“That’s what guilds are foooorrr…”

In case the obscure, schmaltzy ’80s pop song reference is missed, look up Dionne Warwick and Friends and sub out “guilds” with “friends.” You young whippersnappers and your emo music…

At any rate, I’m here to share some more afterthoughts on a recent blog-o-sterical topic, World of Warcraft’s 3.3 patch update. I just found it fascinating how a small usability upgrade to the game’s interface– the Dungeon Finder tool– had die hard WoW fans questioning subscriptions (Tipa resubscribed), multi-player vs solo play (Syncaine’s not a fan of “this kind” of multiplayer) and the point of guilds (Cuppycake and Tobold applauded the potential ramifications). The last point was most intriguing for me: my personal experience with guilds is limited, aside from a few awesome moments with our homegrown Channel Massive guilds in the various games we’ve played in (big love to all). Yet listening to the vacuum of WoW fans do all this soul-searching, critiquing and praising of the LFD tool reminded me of how apocalyptic the experimental 2008 Zombie Plague Halloween event derailed the mundane ritual of daily quests and caused massive feedback (far more negative than 3.3, granted). In both instances, I’m asking myself, is the frenzied storm of keyboard clacking merited? Yeah, I can see it here, but I still think this upgrade’s a good one.

Taking all this in vicariously through the blog posts of True Blizzard Believers, hardcore WoW fans seem to interpret guilds much how I’ve always interpreted them: a means to an end. They’re easy to create, and people hop from one to another (sometimes with ruthless calculation) as their gameplay needs shift. While there’s always the potential for friendships and camaraderie to develop in guilds, given how many of them require pre-qualification for admittance reiterates how we civilized folks have used them: as tools to get work done. Yeah, WoW”s just a game when you’re casually blitzing through quests and PUG-ing along, but you get into those higher level guilds and you’ve officially made WoW your new part-time job. A hierarchical network of fellow gamers is evaluating your performance, telling you how and when to play, and feeling out if you have leadership potential to be another micromanager of entertainment. These guilds won’t go away– there’s certainly nothing wrong with them and some people are looking for just that– but the weight of expectations and sometimes unreasonable demands these structures have lost some power as Blizzard implemented a usability upgrade that some may label as yet another “easy button.”

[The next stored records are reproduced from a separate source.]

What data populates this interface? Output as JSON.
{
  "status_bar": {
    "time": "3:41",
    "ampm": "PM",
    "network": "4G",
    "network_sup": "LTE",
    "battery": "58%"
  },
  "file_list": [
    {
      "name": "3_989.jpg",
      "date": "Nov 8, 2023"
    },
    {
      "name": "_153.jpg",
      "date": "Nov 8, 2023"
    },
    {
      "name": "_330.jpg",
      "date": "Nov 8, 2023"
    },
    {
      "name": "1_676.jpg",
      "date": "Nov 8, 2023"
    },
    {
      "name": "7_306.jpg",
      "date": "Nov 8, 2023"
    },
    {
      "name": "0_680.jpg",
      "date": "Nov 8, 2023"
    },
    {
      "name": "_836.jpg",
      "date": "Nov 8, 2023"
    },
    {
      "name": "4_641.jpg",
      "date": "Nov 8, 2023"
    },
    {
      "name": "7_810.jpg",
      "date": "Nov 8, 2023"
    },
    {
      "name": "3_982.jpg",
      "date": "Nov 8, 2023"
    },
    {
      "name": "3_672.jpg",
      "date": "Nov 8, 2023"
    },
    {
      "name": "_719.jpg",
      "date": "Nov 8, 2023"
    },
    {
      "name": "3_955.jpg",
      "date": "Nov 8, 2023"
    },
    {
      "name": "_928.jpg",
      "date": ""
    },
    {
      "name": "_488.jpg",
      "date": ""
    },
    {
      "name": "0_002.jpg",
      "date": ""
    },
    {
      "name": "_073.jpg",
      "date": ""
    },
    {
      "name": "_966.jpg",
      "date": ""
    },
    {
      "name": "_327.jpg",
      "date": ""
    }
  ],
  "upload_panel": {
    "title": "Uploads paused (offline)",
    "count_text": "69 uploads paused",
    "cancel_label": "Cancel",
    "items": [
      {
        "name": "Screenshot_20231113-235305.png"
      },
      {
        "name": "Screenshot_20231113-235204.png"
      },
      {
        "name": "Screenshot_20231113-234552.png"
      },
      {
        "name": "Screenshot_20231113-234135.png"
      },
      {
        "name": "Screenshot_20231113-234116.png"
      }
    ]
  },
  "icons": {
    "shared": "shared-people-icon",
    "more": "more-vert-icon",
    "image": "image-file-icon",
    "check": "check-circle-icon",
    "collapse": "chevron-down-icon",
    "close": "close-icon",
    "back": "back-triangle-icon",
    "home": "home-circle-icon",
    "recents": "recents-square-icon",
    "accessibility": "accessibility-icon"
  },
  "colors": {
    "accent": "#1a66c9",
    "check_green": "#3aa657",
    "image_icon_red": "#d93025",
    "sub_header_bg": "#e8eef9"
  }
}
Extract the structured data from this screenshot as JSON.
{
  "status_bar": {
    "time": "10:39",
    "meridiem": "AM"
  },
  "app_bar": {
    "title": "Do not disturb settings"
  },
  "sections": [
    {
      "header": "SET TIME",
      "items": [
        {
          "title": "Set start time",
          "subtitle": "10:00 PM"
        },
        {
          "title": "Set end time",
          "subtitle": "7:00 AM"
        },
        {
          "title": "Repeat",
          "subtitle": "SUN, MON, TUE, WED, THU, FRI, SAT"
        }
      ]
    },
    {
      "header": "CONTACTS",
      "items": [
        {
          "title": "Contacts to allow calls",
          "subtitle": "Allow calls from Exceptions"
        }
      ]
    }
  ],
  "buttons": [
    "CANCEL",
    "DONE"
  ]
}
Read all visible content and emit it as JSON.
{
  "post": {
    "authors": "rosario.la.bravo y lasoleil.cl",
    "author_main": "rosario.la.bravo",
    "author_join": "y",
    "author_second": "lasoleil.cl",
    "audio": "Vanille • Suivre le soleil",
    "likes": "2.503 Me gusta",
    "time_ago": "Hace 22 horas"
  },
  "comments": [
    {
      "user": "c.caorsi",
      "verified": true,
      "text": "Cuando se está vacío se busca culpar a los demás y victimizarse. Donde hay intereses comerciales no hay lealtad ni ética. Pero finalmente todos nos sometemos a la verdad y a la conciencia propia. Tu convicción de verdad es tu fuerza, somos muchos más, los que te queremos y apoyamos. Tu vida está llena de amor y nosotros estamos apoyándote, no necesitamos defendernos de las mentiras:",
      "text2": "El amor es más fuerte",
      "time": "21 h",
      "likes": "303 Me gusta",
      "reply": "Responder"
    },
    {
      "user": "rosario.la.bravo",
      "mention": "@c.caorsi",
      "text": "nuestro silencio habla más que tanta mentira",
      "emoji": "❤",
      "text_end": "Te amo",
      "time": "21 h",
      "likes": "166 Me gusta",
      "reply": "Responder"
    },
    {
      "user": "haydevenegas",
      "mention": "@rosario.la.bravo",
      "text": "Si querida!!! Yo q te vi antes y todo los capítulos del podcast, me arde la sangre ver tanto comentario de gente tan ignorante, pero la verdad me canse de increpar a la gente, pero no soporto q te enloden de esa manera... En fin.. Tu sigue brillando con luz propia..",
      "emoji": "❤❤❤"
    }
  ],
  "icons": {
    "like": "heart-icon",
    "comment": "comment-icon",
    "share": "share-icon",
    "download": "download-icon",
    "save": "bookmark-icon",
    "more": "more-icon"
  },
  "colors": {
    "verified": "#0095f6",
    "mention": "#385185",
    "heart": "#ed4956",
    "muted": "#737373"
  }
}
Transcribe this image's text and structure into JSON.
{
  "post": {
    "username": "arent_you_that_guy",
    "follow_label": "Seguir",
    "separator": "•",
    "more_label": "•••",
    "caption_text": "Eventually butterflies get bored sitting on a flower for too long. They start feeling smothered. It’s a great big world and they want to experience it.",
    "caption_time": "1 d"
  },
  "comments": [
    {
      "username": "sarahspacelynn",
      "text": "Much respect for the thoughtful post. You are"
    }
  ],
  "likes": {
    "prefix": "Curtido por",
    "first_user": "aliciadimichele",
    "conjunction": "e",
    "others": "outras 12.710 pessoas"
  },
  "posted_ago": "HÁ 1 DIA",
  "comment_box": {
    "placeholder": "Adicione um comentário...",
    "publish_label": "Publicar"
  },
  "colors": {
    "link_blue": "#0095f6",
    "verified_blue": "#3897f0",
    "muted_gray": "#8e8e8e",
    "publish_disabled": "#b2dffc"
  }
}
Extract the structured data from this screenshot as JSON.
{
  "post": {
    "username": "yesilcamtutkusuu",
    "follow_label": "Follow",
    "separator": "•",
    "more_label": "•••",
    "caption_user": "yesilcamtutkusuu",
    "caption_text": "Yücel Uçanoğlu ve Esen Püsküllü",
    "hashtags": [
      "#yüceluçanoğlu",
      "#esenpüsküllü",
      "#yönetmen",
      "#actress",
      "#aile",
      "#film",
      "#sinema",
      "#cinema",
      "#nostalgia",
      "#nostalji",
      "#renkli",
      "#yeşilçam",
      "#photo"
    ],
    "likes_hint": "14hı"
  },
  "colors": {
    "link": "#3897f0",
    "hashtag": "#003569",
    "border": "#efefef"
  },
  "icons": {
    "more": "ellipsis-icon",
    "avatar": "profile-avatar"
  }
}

To paraphrase the strife (with a touch of histrionic tone added, because you know I like that): “Lo, casual gamers be damned! Now they can reap some benefits that only the “truly” dedicated and engaged guildies and raiders have enjoyed. Blizzard is once again catering to the lowest, dumbest common denominator.”

I say not at all… As WoW continues to add even more layers and intricacies to its functionality, the game’s not being compromised for some, it’s being made more accessible for all. If you want to be hardcore and have your spreadsheet max/min micromanaged gaming gauntlet of your dreams, you can do that as you always have. Yet if you want to start looking at guilds as social groups that are more likely to swap the burden of performance evaluation with just having a good time together, the new Dungeon Finder facilitates that. Nothing wrong here.

I think the most brilliant aspect of it all is the potential reward for excessive PUG’ing through the new LFD tool: the Perky Pug pet. I’ve often viewed pets in MMOs as pretty dumb. Unless they’re actually assisting your gameplay in some way, they’re just resource-chowing window dressing. But, confession: I’m a sucker for little, squishy-faced dogs, and once I saw the WoW pug drag its butt across the floor with classic Blizzard style, I almost thought… hmmm. That ridiculous incentive is almost re-subscribe-able. Then my rational side kicked in. I have a cute little dog in the real world, and I’m a bit grateful he doesn’t drag his butt around too often, because when it’s on your carpet you feel kind of gross and need to grab the cleaner. I digress: jump-in, jump-out dungeon/objective play is right up my alley. It’s one of the things I loved about City of Heroes, and I loved how an even “game-ier” version was used in Warhammer Online’s scenarios. Being a bit off the MMO wagon, and having all those games at hand… I may just be resubscribing to one, too. And I never thought I’d think that about WoW.